High Availability with SQL Server 2005

This was a great session.  It was cut a little short by an EMERGENCY EVACUATION!!!  Go figure.  :)  It focused on the new enhancements that SQL Server 2005 has added to provide for greater flexibility and implementation of high-availability networks.  For those who are members of PASS, the slides can be downloaded from when the conference is over.  Here are my takeaways from the session:

  • Covered Database Mirroring.
    1. Can be a long ways away.

                                                               i.      Have to keep transactions in sync though, which can cost performance.

                                                             ii.      Don’t need to be on compatability list like clustering.

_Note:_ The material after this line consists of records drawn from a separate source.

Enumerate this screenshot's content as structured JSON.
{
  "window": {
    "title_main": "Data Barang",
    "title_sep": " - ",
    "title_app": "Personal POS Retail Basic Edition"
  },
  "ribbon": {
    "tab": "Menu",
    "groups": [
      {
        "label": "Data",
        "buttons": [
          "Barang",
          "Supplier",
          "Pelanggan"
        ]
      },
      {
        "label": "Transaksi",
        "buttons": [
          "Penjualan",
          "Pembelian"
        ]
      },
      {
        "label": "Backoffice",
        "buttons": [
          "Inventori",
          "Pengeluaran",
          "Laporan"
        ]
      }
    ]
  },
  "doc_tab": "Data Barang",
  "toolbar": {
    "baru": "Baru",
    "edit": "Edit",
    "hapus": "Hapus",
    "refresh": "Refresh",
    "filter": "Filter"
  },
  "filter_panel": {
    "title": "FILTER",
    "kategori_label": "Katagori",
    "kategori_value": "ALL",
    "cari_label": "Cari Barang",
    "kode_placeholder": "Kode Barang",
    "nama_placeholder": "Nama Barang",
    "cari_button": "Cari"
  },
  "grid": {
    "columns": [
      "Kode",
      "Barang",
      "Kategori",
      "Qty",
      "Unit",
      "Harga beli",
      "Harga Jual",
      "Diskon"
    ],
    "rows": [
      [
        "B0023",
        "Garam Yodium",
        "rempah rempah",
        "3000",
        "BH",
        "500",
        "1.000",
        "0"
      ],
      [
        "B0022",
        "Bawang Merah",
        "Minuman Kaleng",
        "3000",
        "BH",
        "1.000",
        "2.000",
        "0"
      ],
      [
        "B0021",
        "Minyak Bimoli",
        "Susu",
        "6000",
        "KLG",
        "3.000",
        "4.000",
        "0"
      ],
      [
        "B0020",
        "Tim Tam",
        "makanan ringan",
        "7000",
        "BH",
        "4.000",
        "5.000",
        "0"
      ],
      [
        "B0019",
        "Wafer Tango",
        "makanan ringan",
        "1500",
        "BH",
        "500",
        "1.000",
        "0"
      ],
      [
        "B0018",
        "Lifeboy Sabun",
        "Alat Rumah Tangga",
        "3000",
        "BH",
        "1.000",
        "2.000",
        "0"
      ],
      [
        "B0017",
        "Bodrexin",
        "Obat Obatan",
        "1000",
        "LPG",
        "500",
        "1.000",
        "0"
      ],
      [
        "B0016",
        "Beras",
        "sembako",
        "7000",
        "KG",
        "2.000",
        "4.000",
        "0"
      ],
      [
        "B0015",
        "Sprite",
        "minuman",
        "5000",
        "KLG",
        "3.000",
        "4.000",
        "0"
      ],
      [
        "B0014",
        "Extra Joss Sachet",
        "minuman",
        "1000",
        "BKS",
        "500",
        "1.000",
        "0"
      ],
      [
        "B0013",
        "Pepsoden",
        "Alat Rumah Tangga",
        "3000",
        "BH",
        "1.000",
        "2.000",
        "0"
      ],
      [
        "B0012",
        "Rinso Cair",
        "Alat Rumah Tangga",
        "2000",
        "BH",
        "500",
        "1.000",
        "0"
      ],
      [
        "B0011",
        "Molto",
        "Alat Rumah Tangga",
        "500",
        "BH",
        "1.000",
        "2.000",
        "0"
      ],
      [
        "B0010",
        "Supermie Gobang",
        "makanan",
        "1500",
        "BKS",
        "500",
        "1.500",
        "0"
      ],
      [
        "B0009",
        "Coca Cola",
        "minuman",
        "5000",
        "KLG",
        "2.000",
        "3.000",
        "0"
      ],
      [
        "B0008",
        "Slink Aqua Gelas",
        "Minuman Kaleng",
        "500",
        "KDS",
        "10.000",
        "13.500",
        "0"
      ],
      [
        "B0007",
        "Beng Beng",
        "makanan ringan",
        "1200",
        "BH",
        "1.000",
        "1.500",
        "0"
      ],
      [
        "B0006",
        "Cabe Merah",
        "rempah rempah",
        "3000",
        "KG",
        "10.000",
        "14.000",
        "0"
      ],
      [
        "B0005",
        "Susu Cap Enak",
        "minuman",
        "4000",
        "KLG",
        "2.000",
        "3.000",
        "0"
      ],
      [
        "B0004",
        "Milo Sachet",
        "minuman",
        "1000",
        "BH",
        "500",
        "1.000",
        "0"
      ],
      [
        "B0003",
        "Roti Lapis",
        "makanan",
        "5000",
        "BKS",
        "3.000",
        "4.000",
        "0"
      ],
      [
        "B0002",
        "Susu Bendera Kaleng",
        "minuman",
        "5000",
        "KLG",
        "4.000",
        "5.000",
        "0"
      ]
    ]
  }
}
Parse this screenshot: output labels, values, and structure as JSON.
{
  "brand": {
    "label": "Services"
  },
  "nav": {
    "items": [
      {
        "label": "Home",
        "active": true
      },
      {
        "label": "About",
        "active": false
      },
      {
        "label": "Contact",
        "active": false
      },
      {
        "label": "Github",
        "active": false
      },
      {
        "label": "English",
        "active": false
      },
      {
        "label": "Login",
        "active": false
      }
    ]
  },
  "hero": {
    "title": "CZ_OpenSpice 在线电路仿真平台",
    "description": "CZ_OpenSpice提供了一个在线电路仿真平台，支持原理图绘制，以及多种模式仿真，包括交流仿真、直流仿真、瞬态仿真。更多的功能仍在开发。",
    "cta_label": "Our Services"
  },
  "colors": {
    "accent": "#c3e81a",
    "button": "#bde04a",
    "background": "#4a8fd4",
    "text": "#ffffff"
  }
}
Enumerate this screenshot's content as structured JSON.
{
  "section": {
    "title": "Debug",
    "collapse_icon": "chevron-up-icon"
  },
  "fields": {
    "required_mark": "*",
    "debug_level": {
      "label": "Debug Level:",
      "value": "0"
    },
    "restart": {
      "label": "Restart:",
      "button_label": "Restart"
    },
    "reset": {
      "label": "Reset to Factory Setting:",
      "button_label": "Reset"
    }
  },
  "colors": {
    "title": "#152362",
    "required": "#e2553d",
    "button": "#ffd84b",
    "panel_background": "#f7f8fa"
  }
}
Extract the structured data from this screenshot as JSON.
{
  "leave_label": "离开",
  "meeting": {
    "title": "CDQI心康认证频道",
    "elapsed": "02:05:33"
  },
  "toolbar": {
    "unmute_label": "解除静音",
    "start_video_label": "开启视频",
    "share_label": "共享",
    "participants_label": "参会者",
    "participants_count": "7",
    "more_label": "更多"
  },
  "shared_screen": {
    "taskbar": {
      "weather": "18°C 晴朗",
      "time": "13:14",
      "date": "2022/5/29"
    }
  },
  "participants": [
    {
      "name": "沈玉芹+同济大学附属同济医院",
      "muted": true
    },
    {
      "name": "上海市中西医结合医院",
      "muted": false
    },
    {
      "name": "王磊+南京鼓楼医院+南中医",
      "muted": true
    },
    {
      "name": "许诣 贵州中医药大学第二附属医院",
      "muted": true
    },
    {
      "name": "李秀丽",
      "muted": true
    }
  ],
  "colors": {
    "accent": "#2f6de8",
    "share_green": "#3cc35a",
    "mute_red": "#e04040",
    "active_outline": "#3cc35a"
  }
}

                                                            iii.      Should run equal hardware though; however, it’s not a requirement.

                                                           iv.      No shared disk.

    1. Can pick synchronous/asynchronous.
    2. Terminology

                                                               i.      A client attached to the “principal” server.

                                                             ii.      Principal server sends “secondary transactions” to the “mirror” server.

                                                            iii.      There is a “witness”.  Provides vote on who is principal and mirror.  Provides the winning vote.  Allows failover if the connection breaks between principal and mirror vs. the actual servers failing.

    1. We can use database snapshots on the mirror, put it in read-only, and use it for reporting.
    2. To become the Principal, a server must talk to at least one other server.  Can provide some long distance problems.
    3. Big question came up on whether you can mirror the master database.??? 

                                                               i.      This is a great question.  The answer appears to be no.

                                                             ii.      Would be a problem.

    1. It’s pretty efficient because it catches the writes in the log buffer and automatically sends the log entries to the other server.  There’s two types of commits:

                                                               i.      Safety mode:  Verifies the commit on the other side before it commits.  Has automatic failover capability.

                                                             ii.      Safety off:  Just forgets about the transactions after it sends them. 

    1. Because it’s just sending stuff, when you rollback a transaction it’s slower.  It has to verify the rollback on the other side as well.
    2. DDL Changes are captured.
    3. Is able to handle multiple databases together with cross-database updates.

                                                               i.      Need to find out more information.  This wasn’t covered as the session was cut short.

    1. Can you tell how much latency exists between the mirrors?

                                                               i.      Would be very efficient in a SAN configuration.

    1. There’s a client library to automatically redirect to mirror.  Requires no changes to application code.  Client automatically redirected if session is dropped.  It’s aware of the principal and mirror servers.  The library caches mirror name upon initial connect to principal.
    2. There is a manual failover process if you decide to use asynchronous.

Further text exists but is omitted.